Teto constitucional e impacto financeiro do reajuste para servidores
O teto salarial do serviço público federal, hoje em R$ 46.366,19, é balizado pela remuneração dos ministros do Supremo Tribunal Federal. Qualquer parcela vencimental que ultrapasse esse valor deve ser cortada na folha de pagamento. A preocupação com eventual superação desse patamar guiou parte dos vetos, principalmente aqueles relacionados à conversão de licenças em indenização.
Ao manter apenas a revisão de 2026, o governo pretende limitar o impacto orçamentário imediato. Não houve, no texto sancionado, detalhamento do percentual exato do aumento para cada cargo em 2026; o dispositivo apenas assegura a aplicação do reajuste previsto na tabela que acompanha o anexo do projeto. Essa opção permite ao Executivo incluir a despesa no planejamento da Lei Orçamentária Anual (LOA) correspondente sem comprometer exercícios financeiros futuros.
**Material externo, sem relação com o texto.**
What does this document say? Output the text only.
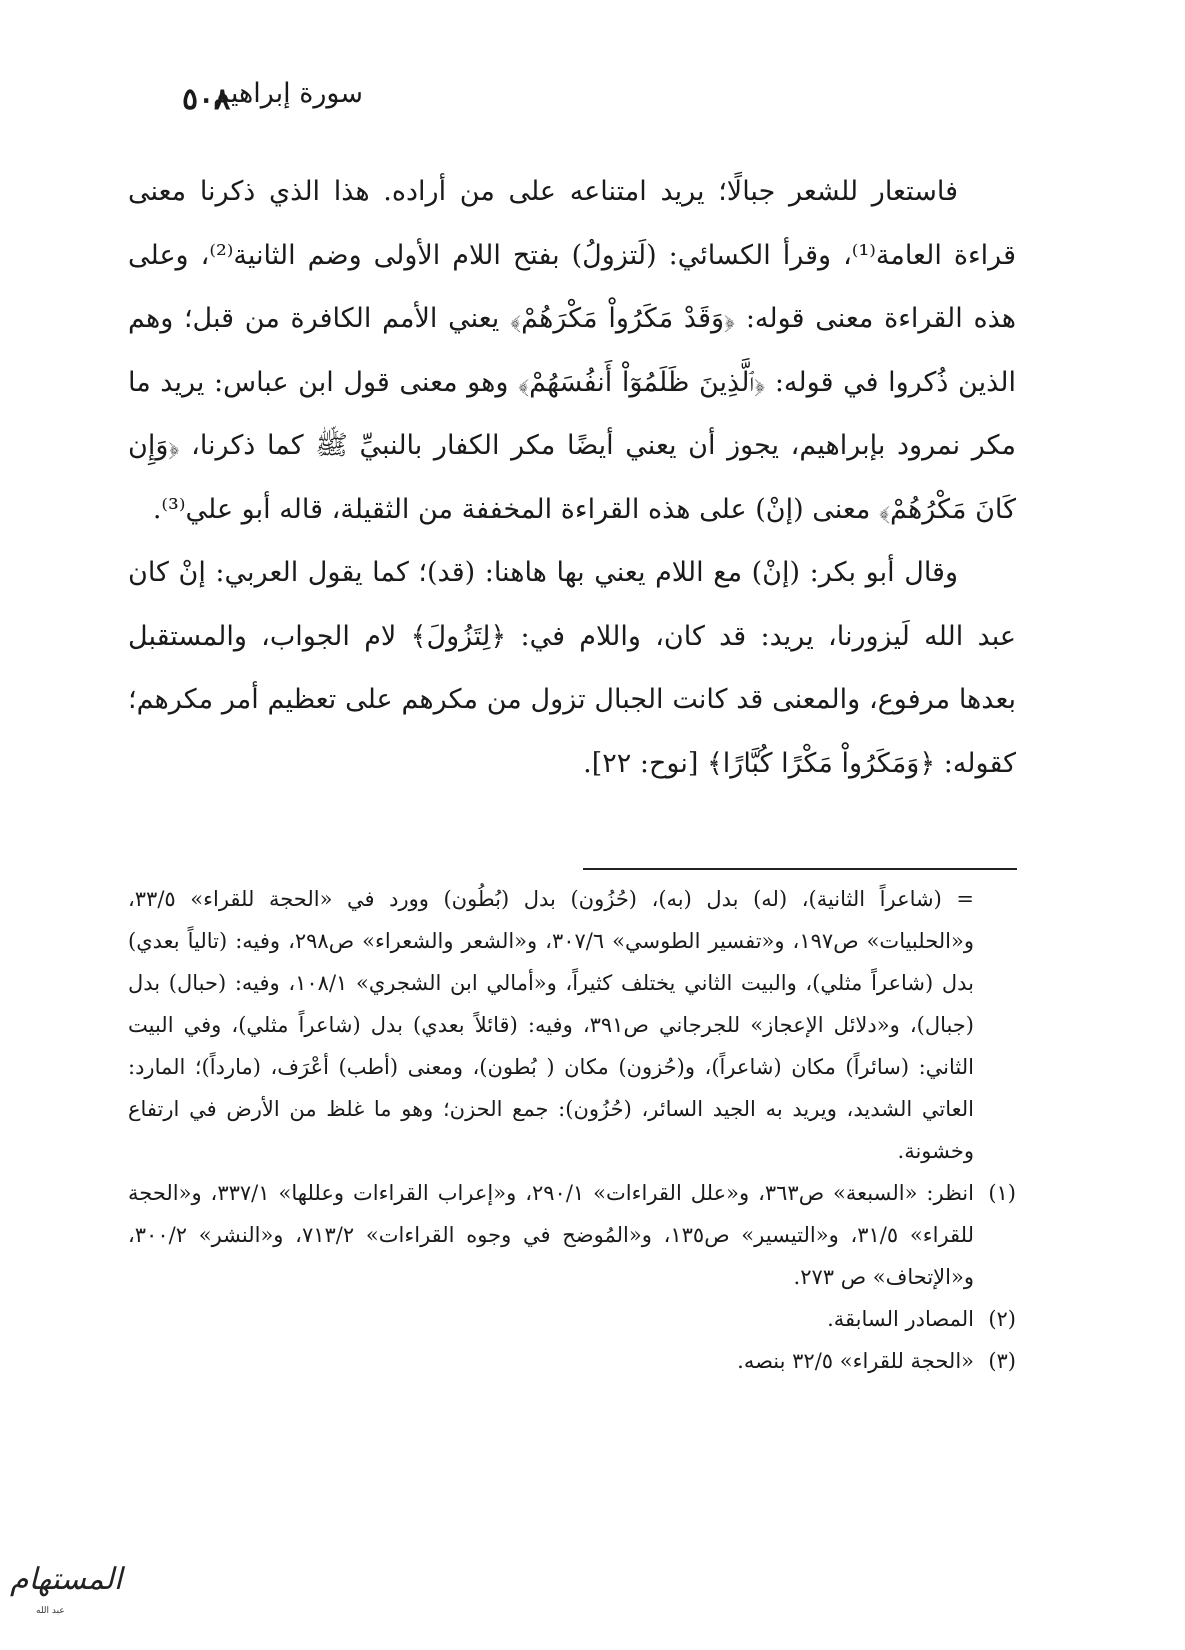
٥٠٨
سورة إبراهيم

فاستعار للشعر جبالًا؛ يريد امتناعه على من أراده. هذا الذي ذكرنا معنى قراءة العامة⁽¹⁾، وقرأ الكسائي: (لَتزولُ) بفتح اللام الأولى وضم الثانية⁽²⁾، وعلى هذه القراءة معنى قوله: ﴿وَقَدْ مَكَرُواْ مَكْرَهُمْ﴾ يعني الأمم الكافرة من قبل؛ وهم الذين ذُكروا في قوله: ﴿ٱلَّذِينَ ظَلَمُوٓاْ أَنفُسَهُمْ﴾ وهو معنى قول ابن عباس: يريد ما مكر نمرود بإبراهيم، يجوز أن يعني أيضًا مكر الكفار بالنبيِّ ﷺ كما ذكرنا، ﴿وَإِن كَانَ مَكْرُهُمْ﴾ معنى (إنْ) على هذه القراءة المخففة من الثقيلة، قاله أبو علي⁽³⁾.

وقال أبو بكر: (إنْ) مع اللام يعني بها هاهنا: (قد)؛ كما يقول العربي: إنْ كان عبد الله لَيزورنا، يريد: قد كان، واللام في: ﴿لِتَزُولَ﴾ لام الجواب، والمستقبل بعدها مرفوع، والمعنى قد كانت الجبال تزول من مكرهم على تعظيم أمر مكرهم؛ كقوله: ﴿وَمَكَرُواْ مَكْرًا كُبَّارًا﴾ [نوح: ٢٢].

= (شاعراً الثانية)، (له) بدل (به)، (حُزُون) بدل (بُطُون) وورد في «الحجة للقراء» ٣٣/٥، و«الحلبيات» ص١٩٧، و«تفسير الطوسي» ٣٠٧/٦، و«الشعر والشعراء» ص٢٩٨، وفيه: (تالياً بعدي) بدل (شاعراً مثلي)، والبيت الثاني يختلف كثيراً، و«أمالي ابن الشجري» ١٠٨/١، وفيه: (حبال) بدل (جبال)، و«دلائل الإعجاز» للجرجاني ص٣٩١، وفيه: (قائلاً بعدي) بدل (شاعراً مثلي)، وفي البيت الثاني: (سائراً) مكان (شاعراً)، و(حُزون) مكان ( بُطون)، ومعنى (أطب) أعْرَف، (مارداً)؛ المارد: العاتي الشديد، ويريد به الجيد السائر، (حُزُون): جمع الحزن؛ وهو ما غلظ من الأرض في ارتفاع وخشونة.

(١)
انظر: «السبعة» ص٣٦٣، و«علل القراءات» ٢٩٠/١، و«إعراب القراءات وعللها» ٣٣٧/١، و«الحجة للقراء» ٣١/٥، و«التيسير» ص١٣٥، و«المُوضح في وجوه القراءات» ٧١٣/٢، و«النشر» ٣٠٠/٢، و«الإتحاف» ص ٢٧٣.
(٢)
المصادر السابقة.
(٣)
«الحجة للقراء» ٣٢/٥ بنصه.
المستهام
عبد الله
Detalhamento do reajuste para servidores da Câmara dos Deputados
Especificamente na Câmara, o texto original — e não vetado nessa parte — fixa percentuais diferenciados de correção. Secretários parlamentares, categoria que presta assistência direta aos gabinetes dos deputados, terão incremento de 8%, seguindo a mesma lógica de ajuste concedido ao Poder Judiciário. Para os servidores efetivos e de carreira, o reajuste aprovado alcança 9,25%, enquanto ocupantes de cargos em comissão receberão variação ponderada de 8,63%.
Também permanece a previsão de uma gratificação variável de 40% a 100% sobre o maior vencimento básico do cargo efetivo, destinada exclusivamente a servidores efetivos. O presidente da Câmara, Hugo Motta (Republicanos-PB), afirmou que a diretriz geral da Casa é evitar disparidades significativas entre categorias, ofertando percentuais que, ainda que diferentes, permaneçam dentro de uma banda relativamente próxima.
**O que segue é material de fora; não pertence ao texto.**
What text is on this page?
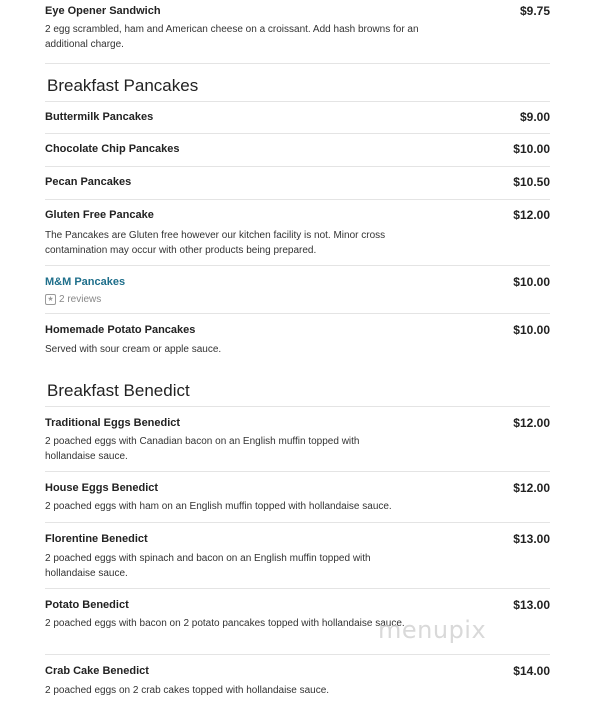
Eye Opener Sandwich	$9.75
2 egg scrambled, ham and American cheese on a croissant. Add hash browns for an additional charge.
Breakfast Pancakes
Buttermilk Pancakes	$9.00
Chocolate Chip Pancakes	$10.00
Pecan Pancakes	$10.50
Gluten Free Pancake	$12.00
The Pancakes are Gluten free however our kitchen facility is not. Minor cross contamination may occur with other products being prepared.
M&M Pancakes	$10.00
★ 2 reviews
Homemade Potato Pancakes	$10.00
Served with sour cream or apple sauce.
Breakfast Benedict
Traditional Eggs Benedict	$12.00
2 poached eggs with Canadian bacon on an English muffin topped with hollandaise sauce.
House Eggs Benedict	$12.00
2 poached eggs with ham on an English muffin topped with hollandaise sauce.
Florentine Benedict	$13.00
2 poached eggs with spinach and bacon on an English muffin topped with hollandaise sauce.
Potato Benedict	$13.00
2 poached eggs with bacon on 2 potato pancakes topped with hollandaise sauce.
Crab Cake Benedict	$14.00
2 poached eggs on 2 crab cakes topped with hollandaise sauce.
menupix
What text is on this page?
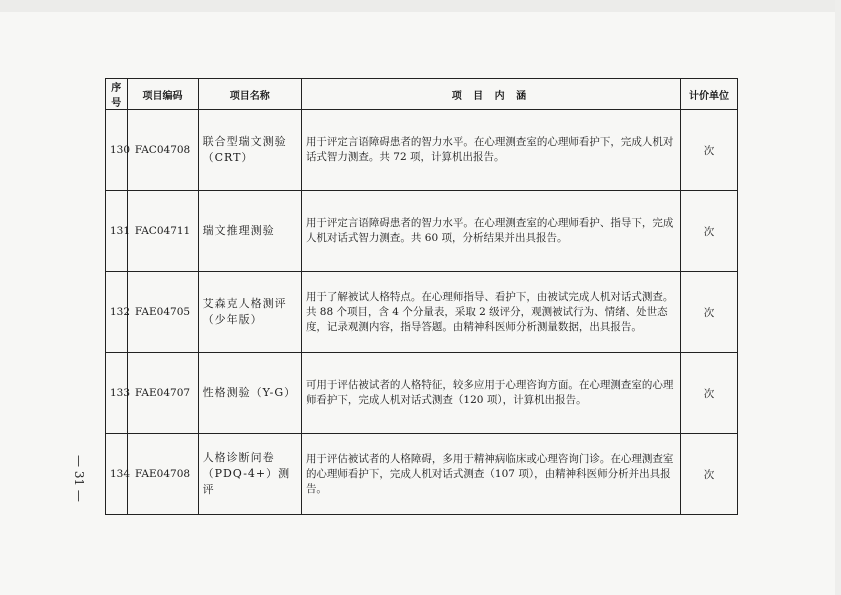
序号	项目编码	项目名称	项 目 内 涵	计价单位
130	FAC04708	联合型瑞文测验（CRT）	用于评定言语障碍患者的智力水平。在心理测查室的心理师看护下，完成人机对话式智力测查。共 72 项，计算机出报告。	次
131	FAC04711	瑞文推理测验	用于评定言语障碍患者的智力水平。在心理测查室的心理师看护、指导下，完成人机对话式智力测查。共 60 项，分析结果并出具报告。	次
132	FAE04705	艾森克人格测评（少年版）	用于了解被试人格特点。在心理师指导、看护下，由被试完成人机对话式测查。共 88 个项目，含 4 个分量表，采取 2 级评分，观测被试行为、情绪、处世态度，记录观测内容，指导答题。由精神科医师分析测量数据，出具报告。	次
133	FAE04707	性格测验（Y-G）	可用于评估被试者的人格特征，较多应用于心理咨询方面。在心理测查室的心理师看护下，完成人机对话式测查（120 项），计算机出报告。	次
134	FAE04708	人格诊断问卷（PDQ-4+）测评	用于评估被试者的人格障碍，多用于精神病临床或心理咨询门诊。在心理测查室的心理师看护下，完成人机对话式测查（107 项），由精神科医师分析并出具报告。	次
— 31 —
Próximos passos após a sanção parcial do reajuste para servidores
Com a publicação no Diário Oficial da União, as mudanças passam a valer formalmente. Para entrarem em vigor do ponto de vista financeiro, os novos valores precisam ser incluídos no orçamento de 2026, o que deve ocorrer na proposta orçamentária encaminhada ao Congresso no segundo semestre do ano anterior. Quanto aos trechos vetados, o Legislativo tem prerrogativa constitucional para avaliá-los em sessão conjunta; caso deputados e senadores reúnam maioria absoluta em votação de veto, podem restaurar ou manter cada dispositivo.
Até a deliberação parlamentar, os vetos continuam válidos. Assim, qualquer escalonamento de salário pós-2026, pagamento retroativo ou licença compensatória convertida em pecúnia permanece sem efeito jurídico. O mesmo vale para o cálculo semestral de aposentadorias e pensões.
A sanção parcial, portanto, encerra a tramitação do projeto no Executivo e abre a fase de eventual apreciação de vetos no Legislativo. Servidores da Câmara, do Senado e do TCU passam a ter, neste momento, apenas a garantia do reajuste para 2026 e das mudanças estruturais já citadas.
O item cronológico mais próximo a ser acompanhado é a publicação oficial do texto na edição desta quarta-feira (18) do Diário Oficial da União. A partir desse ponto, eventuais movimentações na Câmara e no Senado sobre a derrubada de vetos definirão se o conteúdo barrado será ou não reintegrado ao ordenamento jurídico.